I've not yet implemented it, but think I grok the theory behind it. Costs extra memory, but can be much faster for doing multi-tap fractional interpolation, because you avoid modulo and branching in the inner loop.
I'm going to implement it as a constructor boolean I think, so that my RingDelay class is flexible.
-
@Orvillain said in Ring Buffer design:
because you avoid modulo and branching in the inner loop.
If your buffer size is a power of two (which it always can be, just round it up), then modulo boils down to a bitwise AND operation with even the lowest optimization settings. This vastly outperforms the performance impact of having a bigger buffer, so I'm not 100% sure this is worth the hassle.
-
@Christoph-Hart Ahh interesting!
Even on embedded systems like ARM Cortex (I'm using the DaisySeed chip) ??
Also yes, I enforce power of 2 buffer at all times.
-
Yep, if your buffer is a power of two you can use bitmasking.
The only case where I've used other strategies, is when my interpolator is very wide. My Fir convolution interpolator has 64 reads every sample, and so even bitmask wraps add up.
But in such situations I actually just use strategies to hoist the wraps. I don't do any checking at all inside the loop. I note down where the edges are and if we are nowhere near the edges we run a separate vectorized loop that avoids any checks. -
@Orvillain that's such a basic optimization technique that I would expect any compiler made after 1975 will incorporate this.
If you don't trust that, you can easily do this yourself:
buffer[i % 4096] buffer[i & 4095]
these are equivalent statements with integer numbers, one costs 88CPU cycles, and one is for free (~1 CPU cycle).

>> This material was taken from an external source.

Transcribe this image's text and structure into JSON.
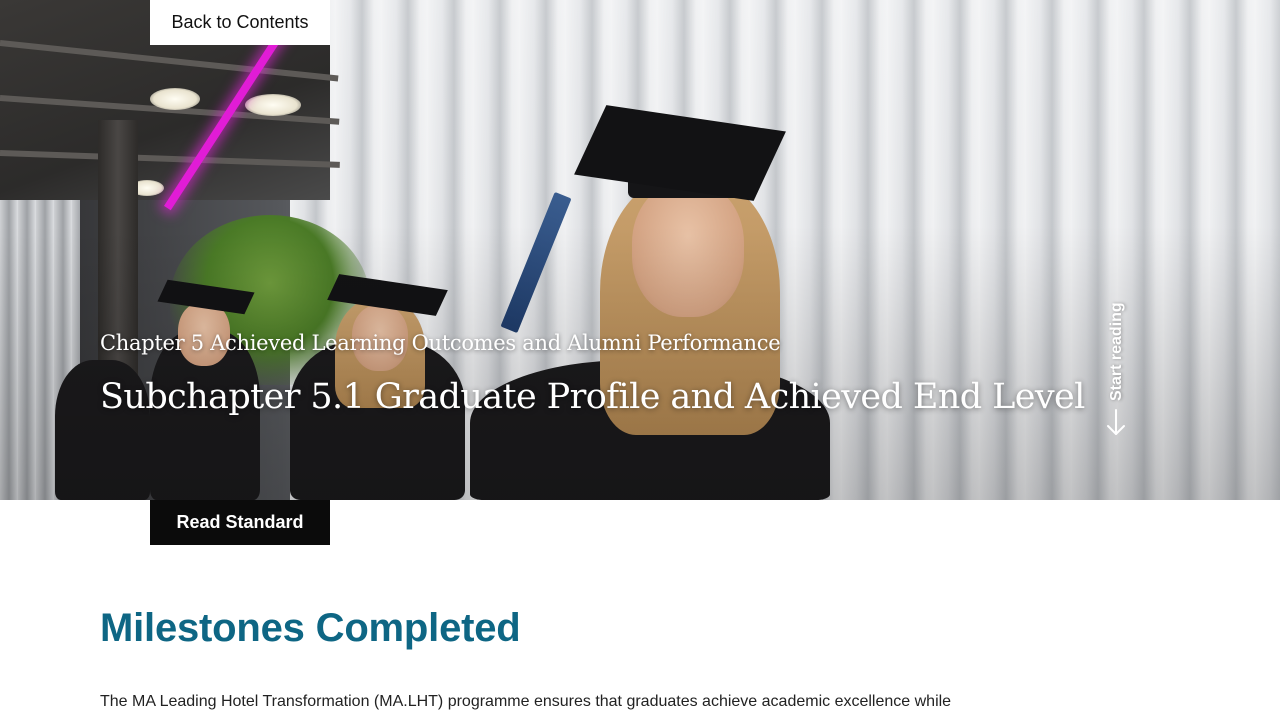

If you want a good read, this is the quasi standard reference for comparing CPU instructions. You need to dig around a bit to find what you're after, and again, you're basically doing yourself what the compiler will do for you already so it's purely educational:
https://www.agner.org/optimize/instruction_tables.pdf
the assembly instruction for division (and modulo) is
IDIV
which clocks at 88 CPU cycles.AND
takes a single CPU cycle. -
@Christoph-Hart Thank you!